The browser requests static resources from the front-end server, such as HTML, CSS, etc.

Then the browser makes an ajax request to the api server, which creates a cross-domain problem.

My current plan is to put both front-end and back-end resources under the same domain name, but it doesn’t feel very reasonable.

The second is to use a reverse proxy, but I haven’t tried it before and I don’t know if it is appropriate.

How to solve this problem through the backend?

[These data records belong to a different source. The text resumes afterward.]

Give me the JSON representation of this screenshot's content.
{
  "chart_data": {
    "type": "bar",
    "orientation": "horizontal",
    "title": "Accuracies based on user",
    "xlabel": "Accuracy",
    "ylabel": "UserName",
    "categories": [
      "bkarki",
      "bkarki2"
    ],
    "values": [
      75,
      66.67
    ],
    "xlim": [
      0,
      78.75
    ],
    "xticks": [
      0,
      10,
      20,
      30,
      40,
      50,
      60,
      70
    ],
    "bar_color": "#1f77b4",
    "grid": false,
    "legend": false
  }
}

Basically there are the following solutions for cross-domain

    JSONP
  1. CORS
  2. window.name
  3. document.domain
  4. 5.location.hash
  5. 6.window.postMessage()
  6. For details, please refer to the following article https://github.com/rccoder/bl...

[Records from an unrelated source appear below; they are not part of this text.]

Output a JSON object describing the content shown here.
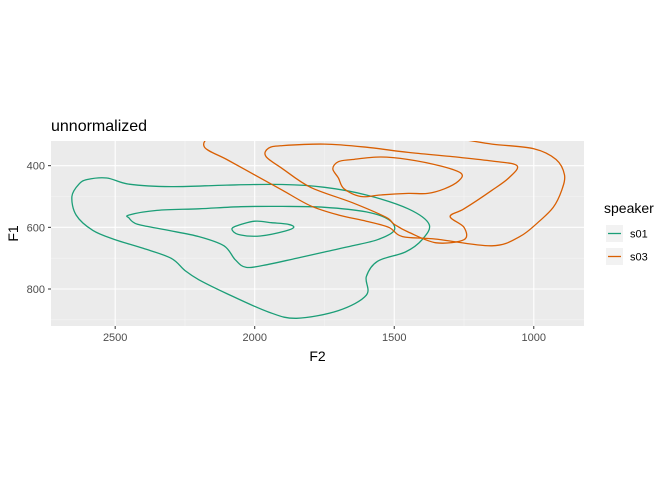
{
  "chart_data": {
    "type": "line",
    "subtype": "density-contour",
    "title": "unnormalized",
    "xlabel": "F2",
    "ylabel": "F1",
    "x_reversed": true,
    "y_reversed": true,
    "xlim": [
      2730,
      820
    ],
    "ylim": [
      320,
      920
    ],
    "x_ticks": [
      2500,
      2000,
      1500,
      1000
    ],
    "y_ticks": [
      400,
      600,
      800
    ],
    "grid": true,
    "legend": {
      "title": "speaker",
      "position": "right"
    },
    "series": [
      {
        "name": "s01",
        "color": "#1b9e77",
        "contours": [
          [
            [
              2600,
              445
            ],
            [
              2530,
              440
            ],
            [
              2450,
              460
            ],
            [
              2300,
              468
            ],
            [
              2100,
              463
            ],
            [
              1900,
              461
            ],
            [
              1750,
              470
            ],
            [
              1600,
              495
            ],
            [
              1450,
              540
            ],
            [
              1375,
              590
            ],
            [
              1400,
              640
            ],
            [
              1460,
              680
            ],
            [
              1560,
              710
            ],
            [
              1600,
              760
            ],
            [
              1600,
              820
            ],
            [
              1700,
              870
            ],
            [
              1850,
              895
            ],
            [
              1950,
              875
            ],
            [
              2100,
              815
            ],
            [
              2200,
              770
            ],
            [
              2250,
              740
            ],
            [
              2300,
              700
            ],
            [
              2400,
              668
            ],
            [
              2500,
              640
            ],
            [
              2580,
              610
            ],
            [
              2640,
              560
            ],
            [
              2655,
              500
            ],
            [
              2630,
              460
            ],
            [
              2600,
              445
            ]
          ],
          [
            [
              2450,
              560
            ],
            [
              2350,
              545
            ],
            [
              2200,
              540
            ],
            [
              2050,
              533
            ],
            [
              1900,
              532
            ],
            [
              1750,
              535
            ],
            [
              1600,
              550
            ],
            [
              1520,
              575
            ],
            [
              1500,
              610
            ],
            [
              1560,
              640
            ],
            [
              1650,
              660
            ],
            [
              1750,
              680
            ],
            [
              1850,
              700
            ],
            [
              1950,
              720
            ],
            [
              2030,
              730
            ],
            [
              2070,
              705
            ],
            [
              2110,
              660
            ],
            [
              2200,
              630
            ],
            [
              2320,
              608
            ],
            [
              2420,
              590
            ],
            [
              2450,
              570
            ],
            [
              2450,
              560
            ]
          ],
          [
            [
              2070,
              597
            ],
            [
              2000,
              580
            ],
            [
              1940,
              585
            ],
            [
              1880,
              590
            ],
            [
              1860,
              600
            ],
            [
              1890,
              612
            ],
            [
              1980,
              628
            ],
            [
              2050,
              625
            ],
            [
              2080,
              610
            ],
            [
              2070,
              597
            ]
          ]
        ]
      },
      {
        "name": "s03",
        "color": "#d95f02",
        "contours": [
          [
            [
              2150,
              305
            ],
            [
              2000,
              290
            ],
            [
              1800,
              286
            ],
            [
              1650,
              290
            ],
            [
              1500,
              300
            ],
            [
              1300,
              310
            ],
            [
              1150,
              330
            ],
            [
              1000,
              345
            ],
            [
              920,
              380
            ],
            [
              890,
              430
            ],
            [
              900,
              480
            ],
            [
              930,
              535
            ],
            [
              980,
              580
            ],
            [
              1050,
              630
            ],
            [
              1150,
              660
            ],
            [
              1350,
              638
            ],
            [
              1470,
              630
            ],
            [
              1520,
              600
            ],
            [
              1600,
              580
            ],
            [
              1700,
              560
            ],
            [
              1800,
              530
            ],
            [
              1900,
              480
            ],
            [
              2000,
              430
            ],
            [
              2100,
              380
            ],
            [
              2180,
              340
            ],
            [
              2150,
              305
            ]
          ],
          [
            [
              1950,
              343
            ],
            [
              1900,
              335
            ],
            [
              1750,
              330
            ],
            [
              1600,
              340
            ],
            [
              1450,
              357
            ],
            [
              1300,
              370
            ],
            [
              1150,
              385
            ],
            [
              1060,
              400
            ],
            [
              1090,
              440
            ],
            [
              1150,
              480
            ],
            [
              1250,
              540
            ],
            [
              1300,
              565
            ],
            [
              1250,
              600
            ],
            [
              1250,
              640
            ],
            [
              1350,
              650
            ],
            [
              1450,
              615
            ],
            [
              1500,
              590
            ],
            [
              1530,
              567
            ],
            [
              1650,
              520
            ],
            [
              1800,
              470
            ],
            [
              1900,
              410
            ],
            [
              1960,
              370
            ],
            [
              1950,
              343
            ]
          ],
          [
            [
              1700,
              387
            ],
            [
              1650,
              380
            ],
            [
              1550,
              372
            ],
            [
              1450,
              380
            ],
            [
              1330,
              402
            ],
            [
              1260,
              425
            ],
            [
              1270,
              450
            ],
            [
              1320,
              475
            ],
            [
              1380,
              490
            ],
            [
              1450,
              490
            ],
            [
              1550,
              495
            ],
            [
              1620,
              500
            ],
            [
              1680,
              475
            ],
            [
              1700,
              440
            ],
            [
              1720,
              410
            ],
            [
              1700,
              387
            ]
          ]
        ]
      }
    ]
  }
}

The api server just needs to set the cross-domain header. If you write it in spring, you can use code similar to the following

<code>@Component
public class CorsFilter implements Filter {
    @Override
    public void destroy() {
    }

    @Override
    public void doFilter(ServletRequest req, ServletResponse res, FilterChain chain)
        throws IOException, ServletException {
        HttpServletResponse response = (HttpServletResponse) res;
        HttpServletRequest request = (HttpServletRequest) req;

        response.setHeader("Access-Control-Allow-Origin", "你的前端服务器地址");
        response.setHeader("Access-Control-Allow-Methods", "POST, PUT, GET, OPTIONS, DELETE, HEAD, PATCH");
        response.setHeader("Access-Control-Max-Age", "3600");
        response.setHeader("Access-Control-Allow-Headers", "X-Requested-With, X-Auth-Token, Content-Type");
        response.setHeader("Access-Control-Expose-Headers", "X-Requested-With, X-Auth-Token, Content-Type, X-TOTAL-COUNT");
        response.setHeader("Access-Control-Allow-Credentials", "true");

        if (!"OPTIONS".equalsIgnoreCase(request.getMethod())) {
            chain.doFilter(req, res);
        }
    }

    @Override
    public void init(FilterConfig config) throws ServletException {
    }
}</code>

For example, there are two projects: P and API

Then the calling method is similar: P front end -》P back end -》API

The subject’s backend is Nodejs. You can use the following code to achieve cross-domain. If it is express, it is recommended to package it into middleware

<code>res.setHeader('Access-Control-Allow-Origin', req.headers.origin);
res.setHeader('Access-Control-Allow-Credentials', true);
res.setHeader('Access-Control-Allow-Methods', 'POST, GET, PUT, DELETE, OPTIONS');
res.setHeader('Access-Control-Allow-Headers','x-requested-with,content-type');</code>

The best answer is already there, don’t forget to use withCredentials: true when requesting to bring cookies

jsonp can be used as a reference

Access-Control-Allow-Origin: Front-end domain name

Personally, I think it’s most reliable to use a reverse proxy

It may be more convenient to use nginx for reverse proxy, but setting cross-domain response headers is not fully compatible with IE

Reverse proxy is relatively simple

If the back-end code written by node uses express/koa, you can directly introduce the cors() middleware into the back-end code

It is more convenient to use nginx as a reverse proxy

Just put a js file on the API server and reference it on the front end. Then there will be no cross-domain problems, just like the logic of calling external statistics.